Photo © SEL Photography

Top equestrians have said that in order to be successful in this sport, you have to control the things you can control. For example, you can control your plan for when you go into the show ring. You can have a prep routine for getting ready for the show ring, organize your show outfit the night before and have food and drinks with you ringside so you don’t need to worry about eating or drinking. You can study videos of how the ring may ride. You can show up to the ring early to learn the course, see where the jumps are set and where to turn out of the corners. Are you feeling in control now?

As horse owners, we can control a lot of things like where our horse lives, the trainer we ride with, or what our horses eat with their hay and grain. We can control their body temperature by the blankets we buy for them. We can control the conditions our horses are worked in by buying the best footing for our rings. We can control the equipment our horses are worked in and purchase saddles, bridles and girths that are fitted specially to them. We can control what other horses they spend their time with in turnout. We can control the health of their body and maintenance of their joints and muscles by giving them supplements and injections through a veterinarian of our choosing. We can control the health of their feet by changing their shoeing through a farrier of our choosing. Are you still feeling in control?

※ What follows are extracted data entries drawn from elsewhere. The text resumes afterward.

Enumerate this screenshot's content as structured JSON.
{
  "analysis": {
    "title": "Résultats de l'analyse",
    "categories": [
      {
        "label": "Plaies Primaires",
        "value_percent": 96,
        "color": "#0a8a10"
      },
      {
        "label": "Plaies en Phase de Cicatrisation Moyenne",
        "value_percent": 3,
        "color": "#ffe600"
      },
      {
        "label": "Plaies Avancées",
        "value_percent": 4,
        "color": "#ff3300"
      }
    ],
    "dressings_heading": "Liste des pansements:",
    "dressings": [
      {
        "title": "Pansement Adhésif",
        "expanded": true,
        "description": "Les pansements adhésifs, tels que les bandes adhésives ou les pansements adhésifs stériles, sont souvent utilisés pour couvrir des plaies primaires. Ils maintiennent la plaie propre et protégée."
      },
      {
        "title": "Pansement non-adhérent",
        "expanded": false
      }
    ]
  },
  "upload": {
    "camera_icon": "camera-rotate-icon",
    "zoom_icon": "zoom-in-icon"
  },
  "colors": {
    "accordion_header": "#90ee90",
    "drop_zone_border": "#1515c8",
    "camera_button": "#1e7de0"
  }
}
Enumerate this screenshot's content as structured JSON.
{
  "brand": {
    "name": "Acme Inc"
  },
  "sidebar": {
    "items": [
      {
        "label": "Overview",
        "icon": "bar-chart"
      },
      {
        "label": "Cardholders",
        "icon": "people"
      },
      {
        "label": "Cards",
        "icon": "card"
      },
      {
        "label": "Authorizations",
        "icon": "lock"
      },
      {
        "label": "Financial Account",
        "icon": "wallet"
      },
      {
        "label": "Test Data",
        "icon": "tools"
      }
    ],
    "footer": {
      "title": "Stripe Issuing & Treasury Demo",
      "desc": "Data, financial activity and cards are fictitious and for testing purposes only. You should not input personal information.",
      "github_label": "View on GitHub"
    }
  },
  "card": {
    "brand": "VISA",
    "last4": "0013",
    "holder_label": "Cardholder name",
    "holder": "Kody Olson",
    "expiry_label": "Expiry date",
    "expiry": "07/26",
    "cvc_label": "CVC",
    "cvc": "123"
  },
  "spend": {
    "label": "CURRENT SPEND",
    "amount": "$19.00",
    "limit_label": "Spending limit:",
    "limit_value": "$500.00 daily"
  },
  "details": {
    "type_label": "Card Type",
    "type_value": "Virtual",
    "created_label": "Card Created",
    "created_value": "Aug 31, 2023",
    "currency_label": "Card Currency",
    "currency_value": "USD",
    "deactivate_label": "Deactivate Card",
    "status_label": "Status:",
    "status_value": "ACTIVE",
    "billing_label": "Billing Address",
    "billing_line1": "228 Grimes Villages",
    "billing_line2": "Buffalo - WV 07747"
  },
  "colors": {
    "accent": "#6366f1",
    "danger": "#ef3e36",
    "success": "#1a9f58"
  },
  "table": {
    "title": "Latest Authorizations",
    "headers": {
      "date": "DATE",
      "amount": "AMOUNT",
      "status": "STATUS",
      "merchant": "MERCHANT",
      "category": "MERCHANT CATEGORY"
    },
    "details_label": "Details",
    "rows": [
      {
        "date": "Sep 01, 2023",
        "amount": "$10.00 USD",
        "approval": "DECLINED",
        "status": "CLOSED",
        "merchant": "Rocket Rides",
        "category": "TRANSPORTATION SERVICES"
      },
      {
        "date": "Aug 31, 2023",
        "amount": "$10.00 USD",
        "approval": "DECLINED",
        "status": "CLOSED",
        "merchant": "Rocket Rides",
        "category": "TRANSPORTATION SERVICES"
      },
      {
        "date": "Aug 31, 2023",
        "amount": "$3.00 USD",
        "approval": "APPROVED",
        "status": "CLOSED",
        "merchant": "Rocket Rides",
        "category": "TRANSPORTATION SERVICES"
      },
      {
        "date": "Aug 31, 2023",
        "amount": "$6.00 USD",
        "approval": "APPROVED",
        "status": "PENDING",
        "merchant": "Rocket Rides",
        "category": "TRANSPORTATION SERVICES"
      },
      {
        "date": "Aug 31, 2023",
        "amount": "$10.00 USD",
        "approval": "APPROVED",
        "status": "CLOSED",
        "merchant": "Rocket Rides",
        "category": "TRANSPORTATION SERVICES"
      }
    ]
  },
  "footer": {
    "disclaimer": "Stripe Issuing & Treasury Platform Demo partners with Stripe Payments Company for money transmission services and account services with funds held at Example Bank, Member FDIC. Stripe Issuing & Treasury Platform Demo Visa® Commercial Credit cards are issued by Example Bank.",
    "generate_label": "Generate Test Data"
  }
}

But the list of things we can’t control? That’s endless. 

Photo © Sara Roche

They can get hurt in their stall, in the aisle, in the paddock, in the ring, on the trailer. We cannot control if they are scared of things like jumps being put in a different place, an umbrella in the stands, a plastic bag blowing in the wind. We cannot control the horse in the next ring over that just got loose and decided to join the ring we are riding in. We cannot control how our horse will react in the show ring after a 30 degree temperature drop from the day before. We cannot control who is judging us in the show ring or the course that is set for us to jump that day. We cannot control the reaction our horse might have if they rub a rail too hard or catch a toe in the footing. Should I stop here before we all break out into a sweat?

Anytime my horse has had a health issue or an injury, I am always reminded of how little control I actually have while at the same time being reminded of the things I can control. I can control the way I act as a horseman. That to me has always been the number one most important thing in my life as an equestrian. I can thank my amazing trainer (who is also my mother) for instilling that in me at a very young age. I can also control the rehabilitation of my horse and my answers to the tough decisions that are in the best interest of my horse even though they may not be for me, the rider that lives to horse show. I can control which opinions I listen to that are in the best interest of my horse and which ones to tune out that only see horses as a vehicle in which to ride to blue ribbons. I can control the way I treat my horse and what actions I take to give my horse the best life possible.

Photo © SEL Photography

These are the things that are perhaps the most important for any equestrian to control—more than blankets, tack and training. Our attitude and dedication toward a horse is what we can control the most. It is a privilege to care for and swing a leg over a horse and we all must control the way we respond to that privilege. At the end of the day, that’s the only kind of control that really matters. 

Cira began riding at her first birthday and has never looked back. Daughter of a prominent trainer in Connecticut, Cira has spent her life around ponies and horses. Cira went to Lynchburg College in Lynchburg, VA where she graduated with honors and a BA in Communications Studies. Cira was a member and captain of the school’s varsity IHSA Equestrian Team. Outside of the office, you can find her competing in the Amateur Owner Hunter division with the “sale horse” that she and her mom purchased…almost eight years ago…with her high school sweetheart turned ultimate horse show husband and her adorable norwich terrier Cinnamon.